Remember CASP? It’s back … in ligand form.

Started by rmoretti

rmoretti Staff Lv 1

CASP16 is now live! CASP (the Critical Assessment of Structure Prediction) is a biennial competition to determine the state-of-the-art for protein structure prediction. It was at CASP14 in 2020 where AlphaFold2 first made waves as an artificial intelligence tool which “solved” protein folding.

“Solved” is in quotes here because as good as AlphaFold is at some tasks, there are a number of other structure prediction problems where it doesn’t work well. Since CASP14, the CASP organizers have increasingly focused on those harder tasks. CASP16 has 7 different prediction categories, many focusing on these “unsolved” tasks. Determining protein-ligand interactions is one of these categories.

In particular, for CASP16 the CASP organizers have obtained the data for a number of drug-design based “super targets”. Several sets of these super targets will specifically involve ligands that are of high relevance to pharmaceutical research, offering participants a chance to work on problems directly related to therapeutic development. These are systems where a pharmaceutical company has solved the crystal structure of a single protein when it is bound to a wide range of drug-like small molecules, and have generously shared all those structures with the CASP organizers. The goal for the CASP competition is to predict how the small molecule binds to the protein target. CASP participants will get the protein target and the list of small molecules, and will be asked to submit the structure of each ligand bound to the protein.

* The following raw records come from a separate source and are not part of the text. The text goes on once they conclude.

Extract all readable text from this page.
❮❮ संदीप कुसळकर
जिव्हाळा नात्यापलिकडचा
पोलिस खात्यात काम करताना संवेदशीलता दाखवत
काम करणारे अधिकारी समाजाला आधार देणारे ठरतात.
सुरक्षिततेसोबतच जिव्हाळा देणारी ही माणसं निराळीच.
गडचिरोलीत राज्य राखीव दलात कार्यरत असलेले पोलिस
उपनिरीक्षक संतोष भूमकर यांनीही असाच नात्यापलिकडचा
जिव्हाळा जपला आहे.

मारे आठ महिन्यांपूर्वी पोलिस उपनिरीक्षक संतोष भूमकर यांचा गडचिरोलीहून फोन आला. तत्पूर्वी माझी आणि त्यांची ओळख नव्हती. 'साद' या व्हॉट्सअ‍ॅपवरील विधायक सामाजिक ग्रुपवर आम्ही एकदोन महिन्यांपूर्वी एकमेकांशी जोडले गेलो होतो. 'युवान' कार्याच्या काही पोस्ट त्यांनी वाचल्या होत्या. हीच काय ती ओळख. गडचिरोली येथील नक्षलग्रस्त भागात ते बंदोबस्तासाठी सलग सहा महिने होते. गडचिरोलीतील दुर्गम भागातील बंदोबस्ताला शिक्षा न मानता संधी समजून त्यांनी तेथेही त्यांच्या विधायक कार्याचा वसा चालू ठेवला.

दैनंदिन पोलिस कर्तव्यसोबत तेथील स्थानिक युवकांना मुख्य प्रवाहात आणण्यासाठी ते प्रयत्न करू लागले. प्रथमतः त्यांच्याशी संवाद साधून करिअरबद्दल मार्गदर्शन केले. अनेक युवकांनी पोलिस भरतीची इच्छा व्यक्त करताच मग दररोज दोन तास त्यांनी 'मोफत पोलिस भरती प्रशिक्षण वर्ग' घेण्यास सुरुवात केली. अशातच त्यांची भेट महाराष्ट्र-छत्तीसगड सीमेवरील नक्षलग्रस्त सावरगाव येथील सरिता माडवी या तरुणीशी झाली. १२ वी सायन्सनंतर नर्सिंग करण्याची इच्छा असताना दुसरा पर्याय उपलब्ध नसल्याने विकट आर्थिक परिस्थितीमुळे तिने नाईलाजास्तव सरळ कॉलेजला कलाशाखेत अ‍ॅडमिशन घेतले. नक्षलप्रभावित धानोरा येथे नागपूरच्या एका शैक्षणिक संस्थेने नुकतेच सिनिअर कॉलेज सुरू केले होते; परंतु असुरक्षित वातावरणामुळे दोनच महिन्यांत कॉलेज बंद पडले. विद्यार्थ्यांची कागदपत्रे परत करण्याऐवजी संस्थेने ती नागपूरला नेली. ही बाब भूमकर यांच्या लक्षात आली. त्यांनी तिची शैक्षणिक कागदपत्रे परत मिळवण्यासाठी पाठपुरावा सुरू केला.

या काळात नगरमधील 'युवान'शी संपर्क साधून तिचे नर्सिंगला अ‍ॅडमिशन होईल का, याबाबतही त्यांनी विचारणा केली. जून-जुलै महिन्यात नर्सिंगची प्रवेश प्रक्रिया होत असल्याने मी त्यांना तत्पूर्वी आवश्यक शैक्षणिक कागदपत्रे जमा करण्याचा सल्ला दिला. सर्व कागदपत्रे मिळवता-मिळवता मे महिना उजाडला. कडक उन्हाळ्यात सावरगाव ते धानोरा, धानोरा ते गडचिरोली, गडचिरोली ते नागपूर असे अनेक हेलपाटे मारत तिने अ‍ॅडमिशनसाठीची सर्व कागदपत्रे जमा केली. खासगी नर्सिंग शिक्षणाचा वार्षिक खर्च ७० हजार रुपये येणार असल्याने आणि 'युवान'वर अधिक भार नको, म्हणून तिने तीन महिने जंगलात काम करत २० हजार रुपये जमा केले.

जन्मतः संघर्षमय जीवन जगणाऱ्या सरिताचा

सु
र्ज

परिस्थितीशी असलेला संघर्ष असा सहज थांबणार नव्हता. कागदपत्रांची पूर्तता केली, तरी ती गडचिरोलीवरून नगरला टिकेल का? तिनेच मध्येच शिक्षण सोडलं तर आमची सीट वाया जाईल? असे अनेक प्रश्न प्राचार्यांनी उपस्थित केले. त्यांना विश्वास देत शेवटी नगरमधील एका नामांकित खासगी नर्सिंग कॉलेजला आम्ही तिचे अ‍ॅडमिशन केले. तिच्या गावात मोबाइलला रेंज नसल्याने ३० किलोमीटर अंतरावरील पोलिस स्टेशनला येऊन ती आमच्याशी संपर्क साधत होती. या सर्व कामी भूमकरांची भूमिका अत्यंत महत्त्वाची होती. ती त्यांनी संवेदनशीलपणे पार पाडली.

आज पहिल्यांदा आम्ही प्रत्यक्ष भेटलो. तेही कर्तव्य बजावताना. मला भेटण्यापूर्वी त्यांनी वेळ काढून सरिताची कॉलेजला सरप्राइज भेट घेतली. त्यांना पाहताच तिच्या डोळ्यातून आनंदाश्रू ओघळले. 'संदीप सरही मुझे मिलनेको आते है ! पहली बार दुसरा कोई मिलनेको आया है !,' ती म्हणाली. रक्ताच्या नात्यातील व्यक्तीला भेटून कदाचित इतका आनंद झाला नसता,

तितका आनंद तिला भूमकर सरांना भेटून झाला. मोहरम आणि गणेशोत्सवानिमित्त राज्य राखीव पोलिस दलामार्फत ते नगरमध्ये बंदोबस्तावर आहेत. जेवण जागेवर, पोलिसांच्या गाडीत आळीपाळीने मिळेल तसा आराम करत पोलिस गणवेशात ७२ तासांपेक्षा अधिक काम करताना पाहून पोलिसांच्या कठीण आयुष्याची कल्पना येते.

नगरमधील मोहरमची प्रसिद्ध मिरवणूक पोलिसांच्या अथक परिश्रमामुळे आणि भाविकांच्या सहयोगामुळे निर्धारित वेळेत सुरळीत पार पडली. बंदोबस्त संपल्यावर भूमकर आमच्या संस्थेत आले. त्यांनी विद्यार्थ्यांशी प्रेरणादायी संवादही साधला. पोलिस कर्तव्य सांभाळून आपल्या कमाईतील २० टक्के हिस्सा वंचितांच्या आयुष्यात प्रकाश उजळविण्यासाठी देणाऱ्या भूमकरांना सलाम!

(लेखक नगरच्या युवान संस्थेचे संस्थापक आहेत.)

We felt that this drug-design related task would be an excellent opportunity for the Foldit community to participate in CASP, so today we’re launching a series of puzzles on the CASP targets!

These puzzles are slightly different from the regular small molecule design puzzles we’ve been recently posting (including the CACHE challenge puzzles). Instead of an open design where novel structures will be tested, the CASP competition has a pre-specified list of compounds where they’re interested in knowing the (already determined) structure. The goal isn’t to find which compounds are best, but rather to determine for each small molecule how the compounds bind.

This is potentially a slight challenge for the current setup of Foldit puzzles - instead of the results being a single top scoring solution per puzzle, what we’re looking for is multiple structures for each puzzle - one per compound identity. As such, if you want to be competitive for the CASP challenge, it’s important to spend time improving each different compound, and not just chase the single best compound. (Due to the number of ligands involved, it’s not possible to have independent puzzles for each compound.) From the list of all solutions which make it to the server, we’ll break them out by small molecule, and pick the structures to submit from the top-scoring solutions for each ligand.

We realize that the current setup might not be the best for this sort of puzzle. We’re looking into ways of improving the Foldit client to present such compounds in a more convenient fashion. But due to the CASP timeframe, we wanted to start the puzzles as soon as we could.

Please see the puzzle descriptions for each puzzle to get more information about the systems and how we’re asking you to sample the compounds. And make sure to ask any questions you have in the puzzle comments for each CASP puzzle. As mentioned, the more different compounds you’re able to work with, the more comprehensive and better the results we'll be able to submit.

jeff101 Lv 1

It looks like some CASP16 results have been posted. Our group is probably G201 DrugIt.
https://predictioncenter.org/casp16/ligand_results.cgi?target=L3001&phase=2
https://predictioncenter.org/casp16/ligand_results.cgi?target=L3002&phase=2
https://predictioncenter.org/casp16/ligand_results.cgi?target=L5001v1&phase=4
Each of the above gives a table with many rows for solutions & many columns for various metrics.
If you click an arrow at the top of a column, it re-orders the table's data based on that column.
I don't know what it all means right now. I also don't know if there are more tables listing DrugIt results.

rmoretti Staff Lv 1

RMSD is a lower-better metric. LDDT is a higher-better metric. (LDDT_pli is the protein-ligand interaction metric, whereas the LDDT_lp is the ligand pocket metric.) Kendall's tau is a higher-better metric.

So in the graphs, it's better to be on the left side of the graphs. (For the Affinity prediction, we're actually negative, which means we would have been better off had we reversed the order of the rankings.)